Unsere 3-wöchige Sibirienreise vom 19.7.-9.8.2019
Wir sind in
Salechard
gestartet und nach 2920 km Flusskreuzfahrt
auf dem Ob wohlauf in Nowosibirsk angekommen.
Die
MS Remix (50 Passagiere, 30
Mann/Frau Besatzung) fährt als einziges Schiff diese Strecke im Sommer 3 Mal
Hin- und zurück. Das Navigieren erfordert von der Crew grosse Vorsicht da der Ob
nicht tief ist und es viele Sandbänke gibt. Auch wir wurden einmal nachts
aufgeschreckt als unser Schiff gegen eine Sandbank fuhr. Das Personal war sehr
freundlich und hilfsbereit. Die Bedienung im Restaurant: junge Studenten die
sich in den Semesterferien etwas dazu verdienten.
Wir haben zu Beginn unserer Reise viel über die Urbevölkerung dieser Tundra und
Taiga erfahren. Die Chanten und Manten verdienten sich ihren Lebensunterhalt mit
Rentierhaltung, Fischfang und Pelzhandel. Heute ist davon nichts mehr zu sehen.

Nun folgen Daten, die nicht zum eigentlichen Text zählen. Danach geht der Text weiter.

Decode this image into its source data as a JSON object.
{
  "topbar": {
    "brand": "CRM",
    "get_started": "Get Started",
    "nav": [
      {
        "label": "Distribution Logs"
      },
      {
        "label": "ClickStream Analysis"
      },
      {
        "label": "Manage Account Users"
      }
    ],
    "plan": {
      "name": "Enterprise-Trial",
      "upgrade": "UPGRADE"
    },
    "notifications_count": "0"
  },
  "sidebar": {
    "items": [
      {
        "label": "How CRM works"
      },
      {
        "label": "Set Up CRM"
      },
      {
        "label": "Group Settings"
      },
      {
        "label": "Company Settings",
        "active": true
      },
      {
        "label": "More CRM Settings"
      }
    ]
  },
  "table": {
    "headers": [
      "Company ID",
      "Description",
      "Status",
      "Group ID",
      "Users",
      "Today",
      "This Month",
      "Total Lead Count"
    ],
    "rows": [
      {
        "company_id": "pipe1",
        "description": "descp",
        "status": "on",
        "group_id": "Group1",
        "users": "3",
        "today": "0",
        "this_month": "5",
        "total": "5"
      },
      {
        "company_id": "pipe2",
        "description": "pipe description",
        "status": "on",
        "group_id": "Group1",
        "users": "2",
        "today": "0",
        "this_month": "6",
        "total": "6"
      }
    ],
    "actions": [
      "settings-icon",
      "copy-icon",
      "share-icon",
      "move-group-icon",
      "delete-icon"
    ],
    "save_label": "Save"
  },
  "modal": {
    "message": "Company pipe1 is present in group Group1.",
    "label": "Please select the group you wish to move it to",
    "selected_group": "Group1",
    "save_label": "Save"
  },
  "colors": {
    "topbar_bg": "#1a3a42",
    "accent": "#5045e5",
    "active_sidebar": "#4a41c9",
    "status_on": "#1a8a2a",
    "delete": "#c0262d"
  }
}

Dank der Förderung grosser Erdöl- und Gasvorkommen und den damit kreirten Jobs
ist diese unwirtliche Gegend zur Heimat vieler Einwanderer (z.T. aus 110
verschieden Nationen) geworden. Insbesondere die Kälte im 8-monatigen Winter
(bis -50) sowie die Mückenplage im Sommer machen den Leuten zu schaffen. Die
Baufirmen versuchen mit bunter Bemalung der Häuser etwas Farbe in das ewige Grau
des Winters zu bringen. Die Urvölker trugen zum selben Zweck farbige Trachten.

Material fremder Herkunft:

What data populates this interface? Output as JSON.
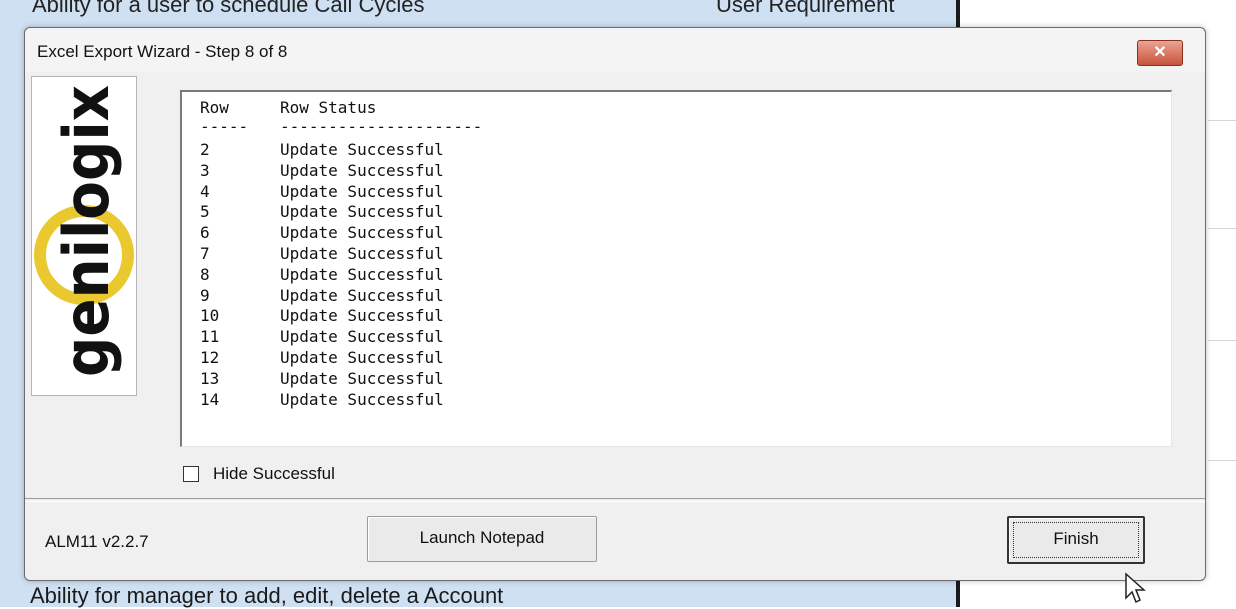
{
  "background": {
    "top_cells": [
      "Ability for a user to schedule Call Cycles",
      "User Requirement"
    ],
    "bottom_cell": "Ability for manager to add, edit, delete a Account"
  },
  "dialog": {
    "title": "Excel Export Wizard - Step 8 of 8",
    "close_label": "✕",
    "logo_text": "genilogix",
    "output": {
      "header_row": "Row",
      "header_status": "Row Status",
      "dash_row": "-----",
      "dash_status": "---------------------",
      "rows": [
        {
          "row": "2",
          "status": "Update Successful"
        },
        {
          "row": "3",
          "status": "Update Successful"
        },
        {
          "row": "4",
          "status": "Update Successful"
        },
        {
          "row": "5",
          "status": "Update Successful"
        },
        {
          "row": "6",
          "status": "Update Successful"
        },
        {
          "row": "7",
          "status": "Update Successful"
        },
        {
          "row": "8",
          "status": "Update Successful"
        },
        {
          "row": "9",
          "status": "Update Successful"
        },
        {
          "row": "10",
          "status": "Update Successful"
        },
        {
          "row": "11",
          "status": "Update Successful"
        },
        {
          "row": "12",
          "status": "Update Successful"
        },
        {
          "row": "13",
          "status": "Update Successful"
        },
        {
          "row": "14",
          "status": "Update Successful"
        }
      ]
    },
    "hide_successful": {
      "label": "Hide Successful",
      "checked": false
    },
    "version": "ALM11 v2.2.7",
    "launch_notepad_label": "Launch Notepad",
    "finish_label": "Finish"
  },
  "colors": {
    "close_button": "#c8523a",
    "logo_ring": "#e8c21a",
    "sheet_background": "#cfe0f2"
  }
}
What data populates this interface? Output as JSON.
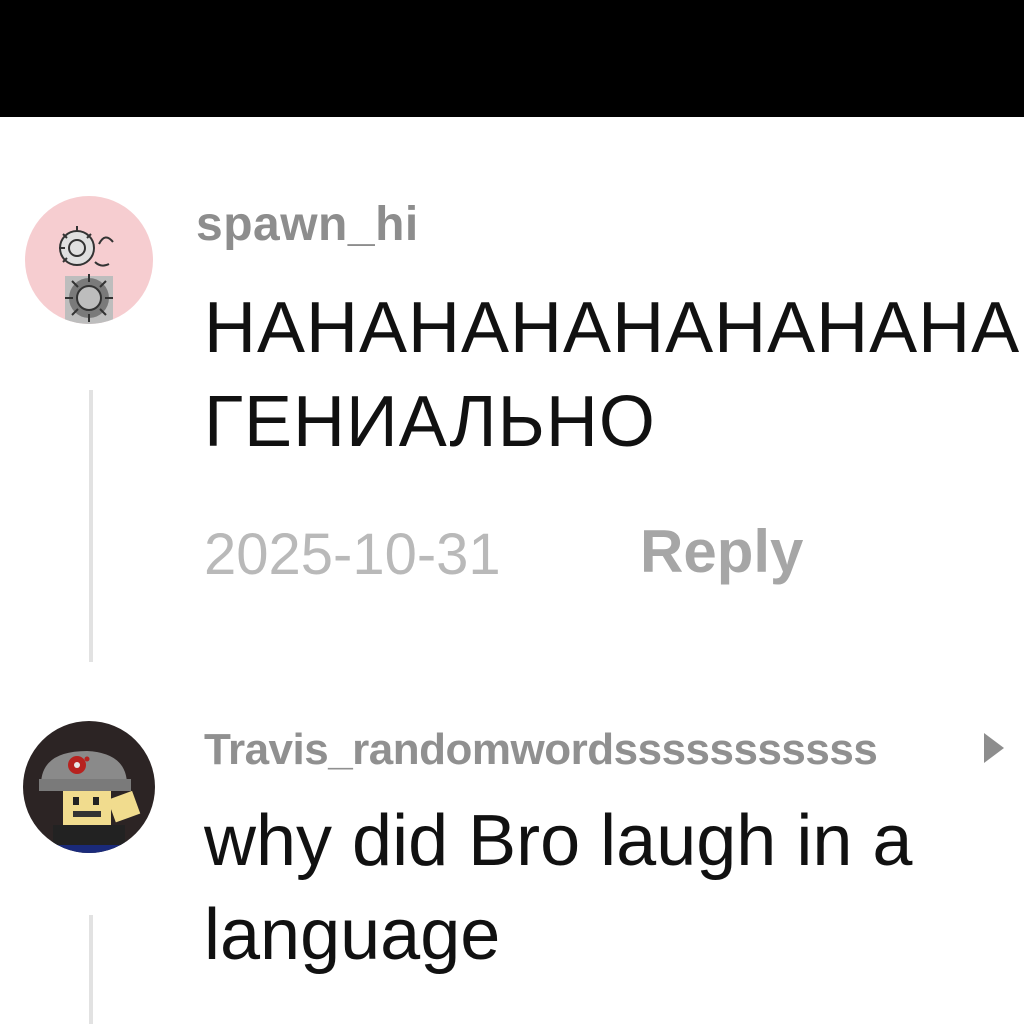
{
  "comments": [
    {
      "username": "spawn_hi",
      "text_lines": [
        "НАНАНАНАНАНАНАНА",
        "ГЕНИАЛЬНО"
      ],
      "date": "2025-10-31",
      "reply_label": "Reply"
    },
    {
      "username": "Travis_randomwordsssssssssss",
      "text_lines": [
        "why did Bro laugh in a",
        "language"
      ]
    }
  ],
  "icons": {
    "avatar_1": "gear-character-avatar",
    "avatar_2": "blocky-character-avatar",
    "arrow": "play-arrow-icon"
  },
  "colors": {
    "top_bar": "#000000",
    "username": "#8d8d8d",
    "text": "#111111",
    "meta": "#b9b9b9",
    "reply": "#a6a6a6",
    "thread_line": "#e2e2e2",
    "avatar_1_bg": "#f6cdd0",
    "avatar_2_bg": "#2c2424"
  }
}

Es gibt bis Chanty-Mansijsk kein durchgehendes Strassennetz. Nur im Winter können die zugefrohrenen Flüsse als Strassen benutzt werden. Im Sommer braucht man das Wasserflugzeug. Internetverbindung ist nur in der Nähe von grösseren Ortschaften möglich. Daher waren wir auf unserer Reise auch oft ohne Netzzugang.
Oft sieht man
Denkmäler für die seit dem 17. Jd. praktizierte Verbannung von Regimegegnern,
Politikern, Priestern und Kriegsgefangenen. Sogar der junge Stalin war in
Narym
in Haft. Viele Kirchen und Moscheen wurden während der Sowjetzeit abgerissen
oder umgenutzt. Die meisten Gotteshäuser sind inzwischen aber wieder aufgebaut
und alle Religionen sind erlaubt.
Gut gefallen hat uns die historische Stadt
Tomsk, welche an der ehemaligen
Seidenstrasse liegt und damals das grösste Handelszentrum von Sibirien war.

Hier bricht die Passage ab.